Unfortunately, it seems like this challenge will stick around for a while. As consumers, you’ve probably noticed the immediate effects, like more people relying on food banks. But there are also some longer-term consequences that are starting to show, and one of them involves housing.
For instance, if you’re a first-time homebuyer, you’ve likely felt the pressure of trying to save up for a down payment and meeting stricter criteria. The media has covered this extensively. However, existing homeowners are facing their own set of challenges that shouldn’t be overlooked.
Here’s an eye-opening statistic: According to the Bank of England’s data released in September, the amount of outstanding mortgage balances with arrears increased by 13% from Q1 2023 to Q2 2023, resulting in a 28.8% jump over the year. This is quite a shift from the previous trend of gradual decline.
But there’s a silver lining in the UK mortgage market that might help homeowners during these tough times. Many of you have built up significant equity in your homes. In fact, a study by Uswitch in June revealed that 63% of mortgages issued in Q4 2022 had a Loan-to-Value (LTV) ratio of 75% or less, showing how the market stands today.

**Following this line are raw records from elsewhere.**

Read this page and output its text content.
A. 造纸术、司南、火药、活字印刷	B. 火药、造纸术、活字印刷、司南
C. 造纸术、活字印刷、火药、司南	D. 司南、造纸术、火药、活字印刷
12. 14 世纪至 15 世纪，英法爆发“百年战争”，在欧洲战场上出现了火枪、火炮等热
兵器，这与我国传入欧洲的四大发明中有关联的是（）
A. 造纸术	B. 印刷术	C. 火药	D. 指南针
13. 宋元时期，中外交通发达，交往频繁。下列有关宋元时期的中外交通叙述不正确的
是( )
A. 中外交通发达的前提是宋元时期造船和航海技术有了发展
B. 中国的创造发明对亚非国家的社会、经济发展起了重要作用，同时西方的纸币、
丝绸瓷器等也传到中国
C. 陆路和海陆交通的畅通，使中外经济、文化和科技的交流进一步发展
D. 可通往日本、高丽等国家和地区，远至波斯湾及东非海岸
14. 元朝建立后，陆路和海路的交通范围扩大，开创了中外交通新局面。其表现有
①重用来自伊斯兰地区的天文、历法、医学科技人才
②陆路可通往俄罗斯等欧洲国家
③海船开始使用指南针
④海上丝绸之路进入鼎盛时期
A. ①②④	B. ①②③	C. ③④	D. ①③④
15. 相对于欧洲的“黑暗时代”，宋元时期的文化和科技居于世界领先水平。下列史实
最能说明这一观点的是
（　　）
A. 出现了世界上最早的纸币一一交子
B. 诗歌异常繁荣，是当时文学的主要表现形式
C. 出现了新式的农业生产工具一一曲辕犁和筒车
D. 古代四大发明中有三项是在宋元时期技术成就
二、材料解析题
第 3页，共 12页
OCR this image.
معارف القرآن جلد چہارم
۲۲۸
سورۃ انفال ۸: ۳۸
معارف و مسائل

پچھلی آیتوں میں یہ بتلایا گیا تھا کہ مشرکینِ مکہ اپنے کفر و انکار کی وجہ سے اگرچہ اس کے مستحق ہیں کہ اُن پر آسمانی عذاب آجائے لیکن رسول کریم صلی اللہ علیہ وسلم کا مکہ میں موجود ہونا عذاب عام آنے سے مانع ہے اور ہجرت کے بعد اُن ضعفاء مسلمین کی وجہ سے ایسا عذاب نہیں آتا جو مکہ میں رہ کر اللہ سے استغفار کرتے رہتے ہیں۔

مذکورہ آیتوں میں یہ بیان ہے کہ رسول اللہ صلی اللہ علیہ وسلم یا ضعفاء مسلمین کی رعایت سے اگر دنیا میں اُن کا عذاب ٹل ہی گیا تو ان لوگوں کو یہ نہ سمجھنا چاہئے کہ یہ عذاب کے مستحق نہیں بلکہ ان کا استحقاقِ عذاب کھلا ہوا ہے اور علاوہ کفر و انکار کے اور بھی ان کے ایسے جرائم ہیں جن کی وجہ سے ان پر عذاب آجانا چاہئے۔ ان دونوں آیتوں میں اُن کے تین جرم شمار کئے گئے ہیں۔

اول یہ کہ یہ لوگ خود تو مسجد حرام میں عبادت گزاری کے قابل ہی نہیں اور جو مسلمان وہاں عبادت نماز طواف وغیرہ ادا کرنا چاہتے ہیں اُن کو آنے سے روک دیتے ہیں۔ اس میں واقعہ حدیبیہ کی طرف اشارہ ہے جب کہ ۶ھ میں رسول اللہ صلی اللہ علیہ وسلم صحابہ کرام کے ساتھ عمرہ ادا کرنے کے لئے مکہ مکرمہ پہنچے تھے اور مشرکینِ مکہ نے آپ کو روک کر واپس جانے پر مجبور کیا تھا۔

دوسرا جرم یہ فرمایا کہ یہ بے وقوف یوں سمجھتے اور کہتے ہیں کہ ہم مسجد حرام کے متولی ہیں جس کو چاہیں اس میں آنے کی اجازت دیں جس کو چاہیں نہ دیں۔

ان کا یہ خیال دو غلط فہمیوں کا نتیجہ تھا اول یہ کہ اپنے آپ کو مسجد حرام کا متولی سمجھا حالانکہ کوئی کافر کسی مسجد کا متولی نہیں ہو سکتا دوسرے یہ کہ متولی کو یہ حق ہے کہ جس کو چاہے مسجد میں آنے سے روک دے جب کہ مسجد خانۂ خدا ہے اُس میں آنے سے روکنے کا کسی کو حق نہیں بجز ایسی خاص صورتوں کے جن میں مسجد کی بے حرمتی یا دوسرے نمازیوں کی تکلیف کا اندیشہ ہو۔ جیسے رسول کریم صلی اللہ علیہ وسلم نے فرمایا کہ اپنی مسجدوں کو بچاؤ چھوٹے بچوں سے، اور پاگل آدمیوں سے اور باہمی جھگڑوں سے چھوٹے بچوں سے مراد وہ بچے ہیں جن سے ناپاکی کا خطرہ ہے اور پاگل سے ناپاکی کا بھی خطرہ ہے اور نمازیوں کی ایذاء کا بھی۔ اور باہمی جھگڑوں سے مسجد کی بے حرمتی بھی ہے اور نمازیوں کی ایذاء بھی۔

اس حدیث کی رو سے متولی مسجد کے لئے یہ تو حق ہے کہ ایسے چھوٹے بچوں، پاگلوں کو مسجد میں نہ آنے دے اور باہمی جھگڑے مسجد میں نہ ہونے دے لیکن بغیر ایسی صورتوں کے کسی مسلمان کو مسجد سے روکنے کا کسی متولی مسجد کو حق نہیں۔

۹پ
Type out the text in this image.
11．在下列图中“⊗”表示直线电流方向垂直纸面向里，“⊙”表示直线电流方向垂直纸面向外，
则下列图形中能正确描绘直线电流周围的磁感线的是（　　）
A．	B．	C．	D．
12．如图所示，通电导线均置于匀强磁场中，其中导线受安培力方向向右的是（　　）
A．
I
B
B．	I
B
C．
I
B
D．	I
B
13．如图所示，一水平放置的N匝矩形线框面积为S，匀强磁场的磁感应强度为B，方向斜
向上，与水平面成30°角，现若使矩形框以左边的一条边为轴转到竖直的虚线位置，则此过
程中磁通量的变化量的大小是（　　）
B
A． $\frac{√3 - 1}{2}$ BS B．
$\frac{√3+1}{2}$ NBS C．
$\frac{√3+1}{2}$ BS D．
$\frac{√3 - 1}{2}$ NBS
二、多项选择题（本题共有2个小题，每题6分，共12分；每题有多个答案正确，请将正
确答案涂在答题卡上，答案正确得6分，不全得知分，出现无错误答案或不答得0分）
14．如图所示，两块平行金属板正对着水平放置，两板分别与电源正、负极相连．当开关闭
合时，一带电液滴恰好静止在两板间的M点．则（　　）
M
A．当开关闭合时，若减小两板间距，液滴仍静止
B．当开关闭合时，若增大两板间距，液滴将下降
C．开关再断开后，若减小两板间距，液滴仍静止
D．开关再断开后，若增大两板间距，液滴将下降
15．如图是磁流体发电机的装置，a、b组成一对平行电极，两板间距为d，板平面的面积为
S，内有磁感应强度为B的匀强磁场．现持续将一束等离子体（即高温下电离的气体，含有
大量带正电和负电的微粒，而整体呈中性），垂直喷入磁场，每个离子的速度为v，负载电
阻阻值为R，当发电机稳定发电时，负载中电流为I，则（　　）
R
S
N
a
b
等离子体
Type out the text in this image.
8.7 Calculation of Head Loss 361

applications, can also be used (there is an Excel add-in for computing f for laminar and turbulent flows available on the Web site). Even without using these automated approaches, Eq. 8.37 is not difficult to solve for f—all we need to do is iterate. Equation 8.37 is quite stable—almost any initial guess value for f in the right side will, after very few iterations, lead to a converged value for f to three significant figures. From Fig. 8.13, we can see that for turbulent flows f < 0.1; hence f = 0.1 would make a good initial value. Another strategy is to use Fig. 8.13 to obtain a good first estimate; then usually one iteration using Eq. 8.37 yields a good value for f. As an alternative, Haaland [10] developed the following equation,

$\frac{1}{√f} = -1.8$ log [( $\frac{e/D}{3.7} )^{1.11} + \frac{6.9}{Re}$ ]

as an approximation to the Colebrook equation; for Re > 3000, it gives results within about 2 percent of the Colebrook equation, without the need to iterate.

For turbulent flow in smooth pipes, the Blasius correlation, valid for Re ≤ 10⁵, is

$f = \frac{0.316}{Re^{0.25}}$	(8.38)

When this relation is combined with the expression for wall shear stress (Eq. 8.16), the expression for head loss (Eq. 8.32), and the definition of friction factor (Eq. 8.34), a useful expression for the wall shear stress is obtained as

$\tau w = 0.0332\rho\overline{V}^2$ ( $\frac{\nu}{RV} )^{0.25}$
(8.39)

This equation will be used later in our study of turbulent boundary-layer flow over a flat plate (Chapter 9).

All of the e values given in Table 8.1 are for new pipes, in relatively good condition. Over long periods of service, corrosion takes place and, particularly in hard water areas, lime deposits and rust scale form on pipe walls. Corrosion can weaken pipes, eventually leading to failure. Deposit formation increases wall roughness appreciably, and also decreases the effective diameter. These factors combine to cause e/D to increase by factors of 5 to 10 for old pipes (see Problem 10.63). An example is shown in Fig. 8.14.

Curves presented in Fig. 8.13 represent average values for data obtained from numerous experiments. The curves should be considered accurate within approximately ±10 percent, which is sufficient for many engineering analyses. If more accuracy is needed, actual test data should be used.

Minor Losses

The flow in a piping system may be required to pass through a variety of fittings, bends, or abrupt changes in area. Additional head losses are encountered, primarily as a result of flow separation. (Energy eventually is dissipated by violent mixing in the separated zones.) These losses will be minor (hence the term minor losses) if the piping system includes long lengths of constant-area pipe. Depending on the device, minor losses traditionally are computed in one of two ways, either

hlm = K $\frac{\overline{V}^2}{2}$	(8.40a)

For some homeowners, tapping into this stored equity could be a solution to tackle existing debt, taking advantage of the favourable rates associated with borrowing against your property. In the past, a further advance on your mortgage might have been the go-to choice for this, but times have changed. Many people’s circumstances have evolved, especially with more folks moving into self-employment or dealing with adverse credit situations.
This is where second charge mortgages come into play. Not long ago, these types of mortgages didn’t have the best reputation compared to other secured borrowing options. However, the landscape has transformed significantly. One of the reasons for this change is the sudden increase in first charge residential rates, as the Bank of England aims to combat inflation. Many homeowners now find today’s remortgage rates too high. By taking out a second charge mortgage alongside their first one, they can hold onto their original, more favourable interest rate.
We firmly believe that many homeowners who may seem like a risky bet to big banks are simply going through challenging times rather than displaying poor financial behaviour. Or perhaps they took a leap of faith in their business ventures. A second charge mortgage could be the right fit for you and many others.